Quand toutes les structures sociales et les lois se sont effondrées ?
Par la confrontation entre les hommes du général Miles et les artistes de San Francisco, Pat Murphy imagine une alternative à la loi du plus fort, s'inspirant des rapports de force inversés des conflits modernes, du Vietnam à la révolte menée par Gandhi, l'américaine livre un discours anti-militariste et, surtout, anti-guerre.
Publié en 1989, alors que la Guerre Froide était encore d'actualité, La Ville peu de temps après, raconte la menace apporté par la terreur et la violence. On retrouve dans le récit de l'américaine cette peur sourde de voir un pouvoir américain totalitaire prendre les armes pour défendre sa patrie au mépris de la vie humaine. En retour, l'autrice explore une autre voie, celle d'une guerre sans mort (ou presque) où la ruse, l'artifice, l'intelligence font comprendre à l'autre qu'il n'y a aucun intérêt pour les partis en présence de s'entretuer.

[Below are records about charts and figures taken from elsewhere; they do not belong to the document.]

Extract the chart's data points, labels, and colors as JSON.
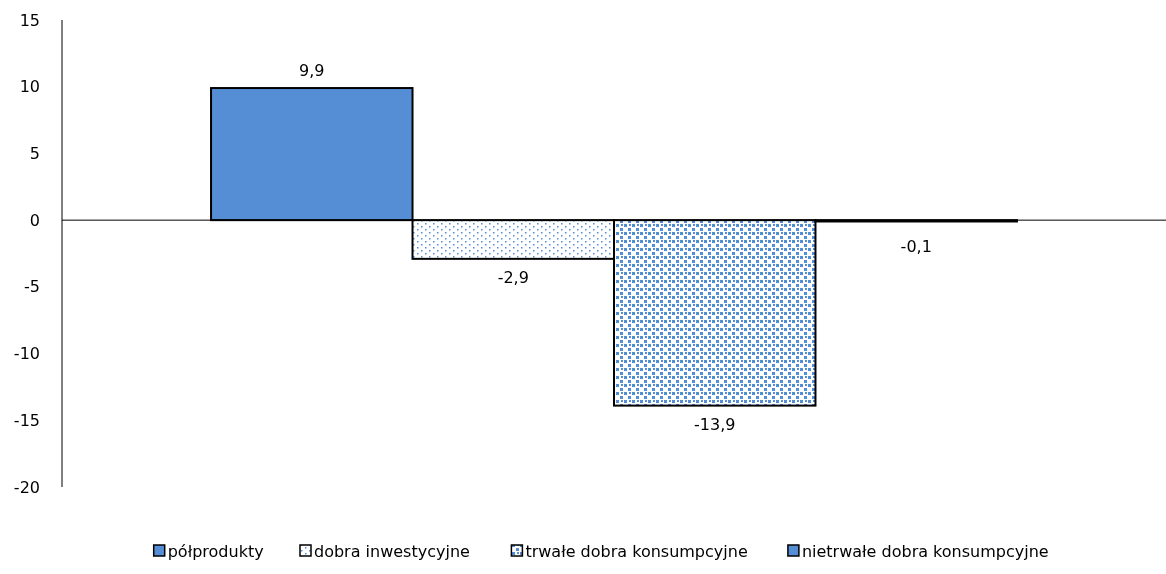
{
  "chart_data": {
    "type": "bar",
    "categories": [
      null
    ],
    "ylim": [
      -20,
      15
    ],
    "yticks": [
      -20,
      -15,
      -10,
      -5,
      0,
      5,
      10,
      15
    ],
    "legend": "bottom",
    "series": [
      {
        "name": "półprodukty",
        "color": "#558ed5",
        "values": [
          9.9
        ],
        "value_labels": [
          "9,9"
        ]
      },
      {
        "name": "dobra inwestycyjne",
        "color": "#558ed5",
        "values": [
          -2.9
        ],
        "value_labels": [
          "-2,9"
        ]
      },
      {
        "name": "trwałe dobra konsumpcyjne",
        "color": "#558ed5",
        "values": [
          -13.9
        ],
        "value_labels": [
          "-13,9"
        ]
      },
      {
        "name": "nietrwałe dobra konsumpcyjne",
        "color": "#558ed5",
        "values": [
          -0.1
        ],
        "value_labels": [
          "-0,1"
        ]
      }
    ]
  }
}
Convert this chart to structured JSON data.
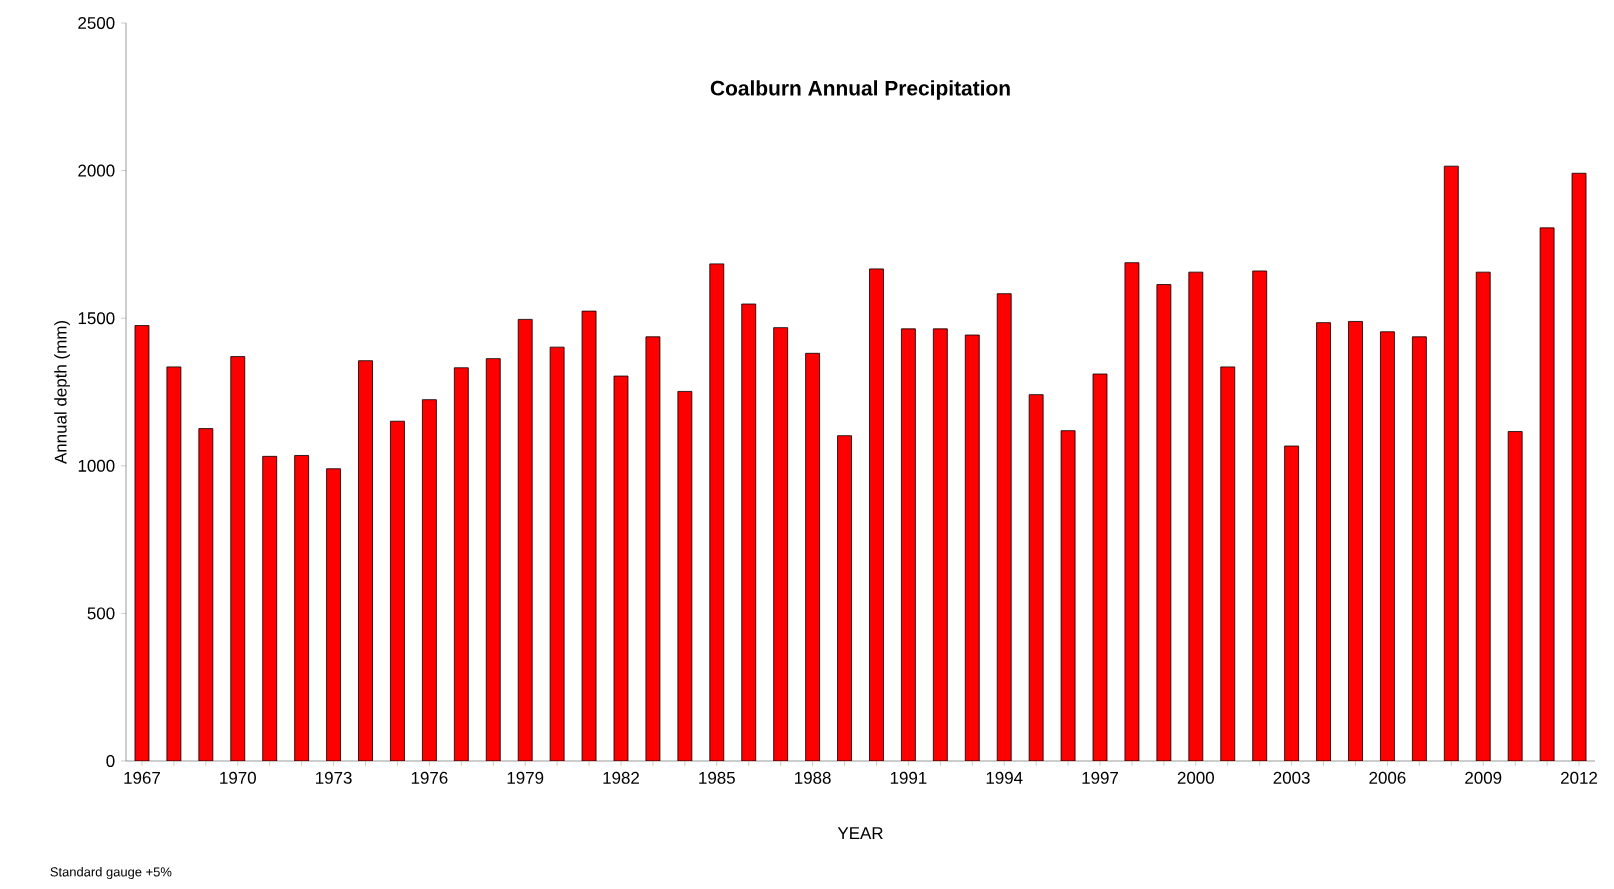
{
  "chart_data": {
    "type": "bar",
    "title": "Coalburn Annual Precipitation",
    "xlabel": "YEAR",
    "ylabel": "Annual depth (mm)",
    "categories": [
      "1967",
      null,
      null,
      "1970",
      null,
      null,
      "1973",
      null,
      null,
      "1976",
      null,
      null,
      "1979",
      null,
      null,
      "1982",
      null,
      null,
      "1985",
      null,
      null,
      "1988",
      null,
      null,
      "1991",
      null,
      null,
      "1994",
      null,
      null,
      "1997",
      null,
      null,
      "2000",
      null,
      null,
      "2003",
      null,
      null,
      "2006",
      null,
      null,
      "2009",
      null,
      null,
      "2012"
    ],
    "values": [
      1475,
      1335,
      1126,
      1370,
      1032,
      1035,
      990,
      1356,
      1151,
      1224,
      1332,
      1363,
      1496,
      1402,
      1524,
      1304,
      1437,
      1252,
      1684,
      1548,
      1468,
      1381,
      1102,
      1667,
      1464,
      1464,
      1443,
      1583,
      1241,
      1119,
      1311,
      1688,
      1614,
      1656,
      1335,
      1660,
      1067,
      1485,
      1489,
      1454,
      1437,
      2015,
      1656,
      1116,
      1806,
      1991
    ],
    "color": "#ff0000",
    "ylim": [
      0,
      2500
    ],
    "yticks": [
      0,
      500,
      1000,
      1500,
      2000,
      2500
    ],
    "annotations": [
      "Standard gauge +5%"
    ]
  }
}
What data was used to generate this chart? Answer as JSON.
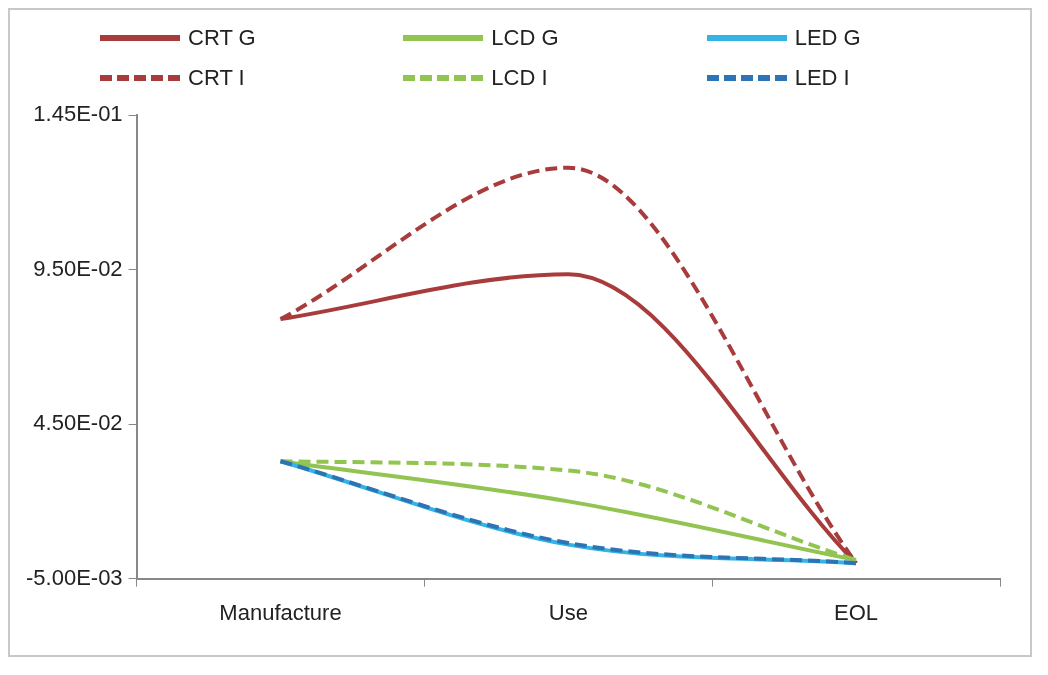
{
  "chart_data": {
    "type": "line",
    "categories": [
      "Manufacture",
      "Use",
      "EOL"
    ],
    "series": [
      {
        "name": "CRT G",
        "color": "#a83c3c",
        "line_style": "solid",
        "values": [
          0.079,
          0.0935,
          0.0
        ]
      },
      {
        "name": "LCD G",
        "color": "#92c451",
        "line_style": "solid",
        "values": [
          0.033,
          0.02,
          0.001
        ]
      },
      {
        "name": "LED G",
        "color": "#34b4e4",
        "line_style": "solid",
        "values": [
          0.033,
          0.006,
          0.0
        ]
      },
      {
        "name": "CRT I",
        "color": "#a83c3c",
        "line_style": "dashed",
        "values": [
          0.079,
          0.128,
          0.0
        ]
      },
      {
        "name": "LCD I",
        "color": "#92c451",
        "line_style": "dashed",
        "values": [
          0.033,
          0.03,
          0.001
        ]
      },
      {
        "name": "LED I",
        "color": "#2e74b5",
        "line_style": "dashed",
        "values": [
          0.033,
          0.0065,
          0.0
        ]
      }
    ],
    "ylim": [
      -0.005,
      0.145
    ],
    "yticks": [
      {
        "value": -0.005,
        "label": "-5.00E-03"
      },
      {
        "value": 0.045,
        "label": "4.50E-02"
      },
      {
        "value": 0.095,
        "label": "9.50E-02"
      },
      {
        "value": 0.145,
        "label": "1.45E-01"
      }
    ],
    "grid": false,
    "legend": "top",
    "marker": "none"
  }
}
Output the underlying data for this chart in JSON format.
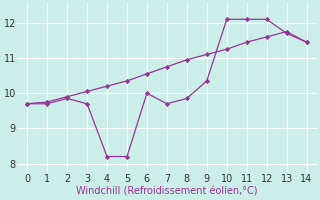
{
  "xlabel": "Windchill (Refroidissement éolien,°C)",
  "bg_color": "#cceee8",
  "grid_color": "#ffffff",
  "line_color": "#993399",
  "line1_x": [
    0,
    1,
    2,
    3,
    4,
    5,
    6,
    7,
    8,
    9,
    10,
    11,
    12,
    13,
    14
  ],
  "line1_y": [
    9.7,
    9.7,
    9.85,
    9.7,
    8.2,
    8.2,
    10.0,
    9.7,
    9.85,
    10.35,
    12.1,
    12.1,
    12.1,
    11.7,
    11.45
  ],
  "line2_x": [
    0,
    1,
    2,
    3,
    4,
    5,
    6,
    7,
    8,
    9,
    10,
    11,
    12,
    13,
    14
  ],
  "line2_y": [
    9.7,
    9.75,
    9.9,
    10.05,
    10.2,
    10.35,
    10.55,
    10.75,
    10.95,
    11.1,
    11.25,
    11.45,
    11.6,
    11.75,
    11.45
  ],
  "xlim": [
    -0.5,
    14.5
  ],
  "ylim": [
    7.75,
    12.55
  ],
  "yticks": [
    8,
    9,
    10,
    11,
    12
  ],
  "xticks": [
    0,
    1,
    2,
    3,
    4,
    5,
    6,
    7,
    8,
    9,
    10,
    11,
    12,
    13,
    14
  ],
  "tick_fontsize": 7,
  "xlabel_fontsize": 7
}
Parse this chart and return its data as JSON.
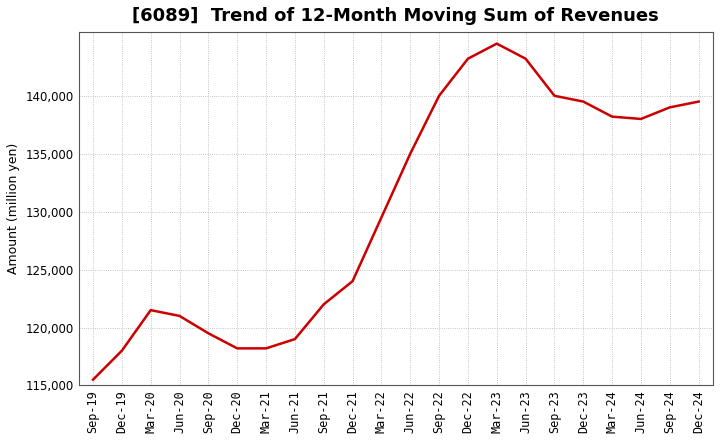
{
  "title": "[6089]  Trend of 12-Month Moving Sum of Revenues",
  "ylabel": "Amount (million yen)",
  "line_color": "#cc0000",
  "background_color": "#ffffff",
  "plot_bg_color": "#ffffff",
  "grid_color": "#aaaaaa",
  "x_labels": [
    "Sep-19",
    "Dec-19",
    "Mar-20",
    "Jun-20",
    "Sep-20",
    "Dec-20",
    "Mar-21",
    "Jun-21",
    "Sep-21",
    "Dec-21",
    "Mar-22",
    "Jun-22",
    "Sep-22",
    "Dec-22",
    "Mar-23",
    "Jun-23",
    "Sep-23",
    "Dec-23",
    "Mar-24",
    "Jun-24",
    "Sep-24",
    "Dec-24"
  ],
  "y_values": [
    115500,
    118000,
    121500,
    121000,
    119500,
    118200,
    118200,
    119000,
    122000,
    124000,
    129500,
    135000,
    140000,
    143200,
    144500,
    143200,
    140000,
    139500,
    138200,
    138000,
    139000,
    139500
  ],
  "ylim_min": 115000,
  "ylim_max": 145500,
  "yticks": [
    115000,
    120000,
    125000,
    130000,
    135000,
    140000
  ],
  "title_fontsize": 13,
  "axis_fontsize": 9,
  "tick_fontsize": 8.5,
  "line_width": 1.8
}
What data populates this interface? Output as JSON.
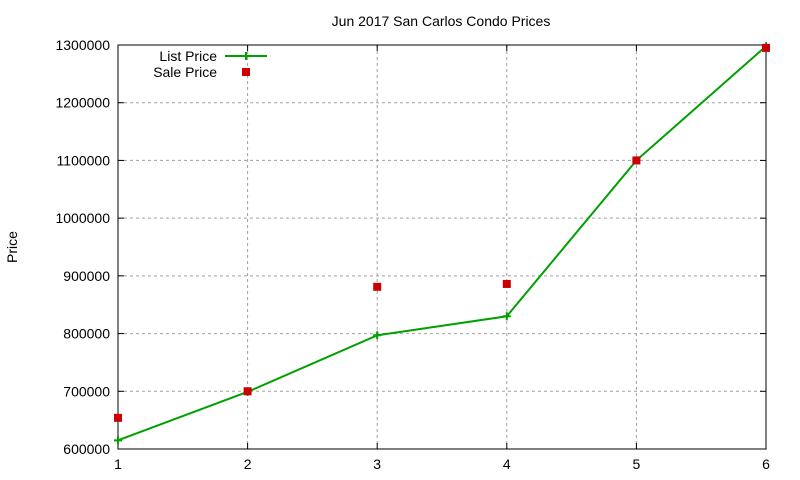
{
  "chart_data": {
    "type": "line",
    "title": "Jun 2017 San Carlos Condo Prices",
    "xlabel": "",
    "ylabel": "Price",
    "xlim": [
      1,
      6
    ],
    "ylim": [
      600000,
      1300000
    ],
    "x_ticks": [
      1,
      2,
      3,
      4,
      5,
      6
    ],
    "y_ticks": [
      600000,
      700000,
      800000,
      900000,
      1000000,
      1100000,
      1200000,
      1300000
    ],
    "grid": true,
    "legend_position": "top-left",
    "x": [
      1,
      2,
      3,
      4,
      5,
      6
    ],
    "series": [
      {
        "name": "List Price",
        "style": "linespoints",
        "marker": "plus",
        "color": "#00a000",
        "values": [
          615000,
          699000,
          797000,
          830000,
          1100000,
          1298000
        ]
      },
      {
        "name": "Sale Price",
        "style": "points",
        "marker": "square",
        "color": "#cc0000",
        "values": [
          654000,
          700000,
          881000,
          886000,
          1100000,
          1295000
        ]
      }
    ]
  }
}
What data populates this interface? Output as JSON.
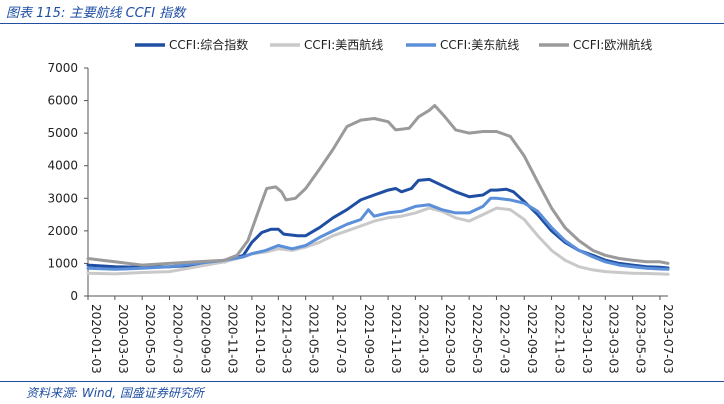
{
  "figure_title": "图表 115: 主要航线 CCFI 指数",
  "source_note": "资料来源: Wind, 国盛证券研究所",
  "chart_data": {
    "type": "line",
    "title": "主要航线 CCFI 指数",
    "xlabel": "",
    "ylabel": "",
    "ylim": [
      0,
      7000
    ],
    "yticks": [
      0,
      1000,
      2000,
      3000,
      4000,
      5000,
      6000,
      7000
    ],
    "xlim": [
      "2020-01-03",
      "2023-07-21"
    ],
    "x_tick_labels": [
      "2020-01-03",
      "2020-03-03",
      "2020-05-03",
      "2020-07-03",
      "2020-09-03",
      "2020-11-03",
      "2021-01-03",
      "2021-03-03",
      "2021-05-03",
      "2021-07-03",
      "2021-09-03",
      "2021-11-03",
      "2022-01-03",
      "2022-03-03",
      "2022-05-03",
      "2022-07-03",
      "2022-09-03",
      "2022-11-03",
      "2023-01-03",
      "2023-03-03",
      "2023-05-03",
      "2023-07-03"
    ],
    "legend_position": "top",
    "grid": false,
    "series": [
      {
        "name": "CCFI:综合指数",
        "color": "#1f4ea3",
        "points": [
          [
            "2020-01-03",
            950
          ],
          [
            "2020-03-03",
            900
          ],
          [
            "2020-05-03",
            880
          ],
          [
            "2020-07-03",
            900
          ],
          [
            "2020-09-03",
            950
          ],
          [
            "2020-11-03",
            1050
          ],
          [
            "2020-12-15",
            1250
          ],
          [
            "2021-01-03",
            1650
          ],
          [
            "2021-01-25",
            1950
          ],
          [
            "2021-02-15",
            2050
          ],
          [
            "2021-03-03",
            2050
          ],
          [
            "2021-03-15",
            1900
          ],
          [
            "2021-04-15",
            1850
          ],
          [
            "2021-05-03",
            1850
          ],
          [
            "2021-06-03",
            2100
          ],
          [
            "2021-07-03",
            2400
          ],
          [
            "2021-08-03",
            2650
          ],
          [
            "2021-09-03",
            2950
          ],
          [
            "2021-10-03",
            3100
          ],
          [
            "2021-11-03",
            3250
          ],
          [
            "2021-11-20",
            3300
          ],
          [
            "2021-12-03",
            3200
          ],
          [
            "2021-12-25",
            3300
          ],
          [
            "2022-01-10",
            3550
          ],
          [
            "2022-02-03",
            3580
          ],
          [
            "2022-03-03",
            3400
          ],
          [
            "2022-04-03",
            3200
          ],
          [
            "2022-05-03",
            3050
          ],
          [
            "2022-06-03",
            3100
          ],
          [
            "2022-06-20",
            3250
          ],
          [
            "2022-07-03",
            3250
          ],
          [
            "2022-07-25",
            3280
          ],
          [
            "2022-08-10",
            3200
          ],
          [
            "2022-09-03",
            2900
          ],
          [
            "2022-10-03",
            2500
          ],
          [
            "2022-11-03",
            2000
          ],
          [
            "2022-12-03",
            1650
          ],
          [
            "2023-01-03",
            1400
          ],
          [
            "2023-02-03",
            1250
          ],
          [
            "2023-03-03",
            1100
          ],
          [
            "2023-04-03",
            1000
          ],
          [
            "2023-05-03",
            950
          ],
          [
            "2023-06-03",
            900
          ],
          [
            "2023-07-03",
            880
          ],
          [
            "2023-07-21",
            860
          ]
        ]
      },
      {
        "name": "CCFI:美西航线",
        "color": "#c9c9c9",
        "points": [
          [
            "2020-01-03",
            700
          ],
          [
            "2020-03-03",
            680
          ],
          [
            "2020-05-03",
            720
          ],
          [
            "2020-07-03",
            750
          ],
          [
            "2020-09-03",
            900
          ],
          [
            "2020-11-03",
            1050
          ],
          [
            "2020-12-15",
            1200
          ],
          [
            "2021-01-03",
            1300
          ],
          [
            "2021-02-03",
            1350
          ],
          [
            "2021-03-03",
            1450
          ],
          [
            "2021-04-03",
            1400
          ],
          [
            "2021-05-03",
            1500
          ],
          [
            "2021-06-03",
            1650
          ],
          [
            "2021-07-03",
            1850
          ],
          [
            "2021-08-03",
            2000
          ],
          [
            "2021-09-03",
            2150
          ],
          [
            "2021-10-03",
            2300
          ],
          [
            "2021-11-03",
            2400
          ],
          [
            "2021-12-03",
            2450
          ],
          [
            "2022-01-03",
            2550
          ],
          [
            "2022-02-03",
            2700
          ],
          [
            "2022-03-03",
            2600
          ],
          [
            "2022-04-03",
            2400
          ],
          [
            "2022-05-03",
            2300
          ],
          [
            "2022-06-03",
            2500
          ],
          [
            "2022-07-03",
            2700
          ],
          [
            "2022-08-03",
            2650
          ],
          [
            "2022-09-03",
            2350
          ],
          [
            "2022-10-03",
            1850
          ],
          [
            "2022-11-03",
            1400
          ],
          [
            "2022-12-03",
            1100
          ],
          [
            "2023-01-03",
            900
          ],
          [
            "2023-02-03",
            800
          ],
          [
            "2023-03-03",
            750
          ],
          [
            "2023-04-03",
            720
          ],
          [
            "2023-05-03",
            700
          ],
          [
            "2023-06-03",
            690
          ],
          [
            "2023-07-03",
            680
          ],
          [
            "2023-07-21",
            670
          ]
        ]
      },
      {
        "name": "CCFI:美东航线",
        "color": "#5b8fd9",
        "points": [
          [
            "2020-01-03",
            850
          ],
          [
            "2020-03-03",
            820
          ],
          [
            "2020-05-03",
            850
          ],
          [
            "2020-07-03",
            900
          ],
          [
            "2020-09-03",
            1000
          ],
          [
            "2020-11-03",
            1100
          ],
          [
            "2020-12-15",
            1200
          ],
          [
            "2021-01-03",
            1300
          ],
          [
            "2021-02-03",
            1400
          ],
          [
            "2021-03-03",
            1550
          ],
          [
            "2021-04-03",
            1450
          ],
          [
            "2021-05-03",
            1550
          ],
          [
            "2021-06-03",
            1800
          ],
          [
            "2021-07-03",
            2000
          ],
          [
            "2021-08-03",
            2200
          ],
          [
            "2021-09-03",
            2350
          ],
          [
            "2021-09-20",
            2650
          ],
          [
            "2021-10-03",
            2450
          ],
          [
            "2021-11-03",
            2550
          ],
          [
            "2021-12-03",
            2600
          ],
          [
            "2022-01-03",
            2750
          ],
          [
            "2022-02-03",
            2800
          ],
          [
            "2022-03-03",
            2650
          ],
          [
            "2022-04-03",
            2550
          ],
          [
            "2022-05-03",
            2550
          ],
          [
            "2022-06-03",
            2750
          ],
          [
            "2022-06-20",
            3000
          ],
          [
            "2022-07-03",
            3000
          ],
          [
            "2022-08-03",
            2950
          ],
          [
            "2022-09-03",
            2850
          ],
          [
            "2022-10-03",
            2600
          ],
          [
            "2022-11-03",
            2100
          ],
          [
            "2022-12-03",
            1700
          ],
          [
            "2023-01-03",
            1400
          ],
          [
            "2023-02-03",
            1200
          ],
          [
            "2023-03-03",
            1050
          ],
          [
            "2023-04-03",
            950
          ],
          [
            "2023-05-03",
            900
          ],
          [
            "2023-06-03",
            850
          ],
          [
            "2023-07-03",
            830
          ],
          [
            "2023-07-21",
            820
          ]
        ]
      },
      {
        "name": "CCFI:欧洲航线",
        "color": "#9a9a9a",
        "points": [
          [
            "2020-01-03",
            1150
          ],
          [
            "2020-02-03",
            1100
          ],
          [
            "2020-03-03",
            1050
          ],
          [
            "2020-05-03",
            950
          ],
          [
            "2020-07-03",
            1000
          ],
          [
            "2020-09-03",
            1050
          ],
          [
            "2020-11-03",
            1100
          ],
          [
            "2020-12-01",
            1250
          ],
          [
            "2020-12-25",
            1700
          ],
          [
            "2021-01-20",
            2700
          ],
          [
            "2021-02-05",
            3300
          ],
          [
            "2021-02-25",
            3350
          ],
          [
            "2021-03-10",
            3200
          ],
          [
            "2021-03-20",
            2950
          ],
          [
            "2021-04-10",
            3000
          ],
          [
            "2021-05-03",
            3300
          ],
          [
            "2021-06-03",
            3900
          ],
          [
            "2021-07-03",
            4500
          ],
          [
            "2021-08-03",
            5200
          ],
          [
            "2021-09-03",
            5400
          ],
          [
            "2021-10-03",
            5450
          ],
          [
            "2021-11-03",
            5350
          ],
          [
            "2021-11-20",
            5100
          ],
          [
            "2021-12-20",
            5150
          ],
          [
            "2022-01-10",
            5500
          ],
          [
            "2022-02-03",
            5700
          ],
          [
            "2022-02-15",
            5850
          ],
          [
            "2022-03-10",
            5500
          ],
          [
            "2022-04-03",
            5100
          ],
          [
            "2022-05-03",
            5000
          ],
          [
            "2022-06-03",
            5050
          ],
          [
            "2022-07-03",
            5050
          ],
          [
            "2022-08-03",
            4900
          ],
          [
            "2022-09-03",
            4300
          ],
          [
            "2022-10-03",
            3500
          ],
          [
            "2022-11-03",
            2700
          ],
          [
            "2022-12-03",
            2100
          ],
          [
            "2023-01-03",
            1700
          ],
          [
            "2023-02-03",
            1400
          ],
          [
            "2023-03-03",
            1250
          ],
          [
            "2023-04-03",
            1150
          ],
          [
            "2023-05-03",
            1100
          ],
          [
            "2023-06-03",
            1050
          ],
          [
            "2023-07-03",
            1050
          ],
          [
            "2023-07-21",
            1000
          ]
        ]
      }
    ]
  }
}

Utopique dans sa présentation d'une société d'excentriques à la tournure prise par la guerre asymétrique contre le général Miles, le roman de Pat Muprhy fait du bien au moral, il montre, simplement, que les choses sont plus complexes qu'on pourrait le croire, que le camp du mal est, souvent, plus difficile à appréhender qu'on ne le croit et qu'une réponse radicale n'entraînera qu'une nouvelle réaction radicale.
Dans ce message bourré d'humanité, Pat Murphy arrive cependant à rester lucide, à comprendre que certains hommes n'ont aucune possibilité de rédemption et que, dans des cas extrêmes, il faudra une solution extrême… même si cela ôtera un peu de la beauté du monde.
En prenant l'art et la création pour contrer l'autoritarisme et la destruction, Pat Muprhy offre un vibrant message d'espoir pour un monde nouveau où la paix adviendra certainement, mais pas forcément sous la forme attendue.
Au milieu, ce sont l'amour et l'amitié, la beauté du monde et de l'autre, ce sont des fleurs qui tombent du ciel et des anges discrets qui rendent le futur plus grand.

Roman d'une grande poésie à la beauté saisissante, La Ville peu de temps après ré-imagine complètement une grande ville américaine pour en faire une chose vivante et fascinante, attendant que l'homme choisisse le chemin de la paix pour mettre fin à un cycle de violence qui semble toujours (et plus que jamais) d'actualité à l'heure actuelle. Un plaidoyer anti-militariste et humaniste à mettre entre toutes les mains.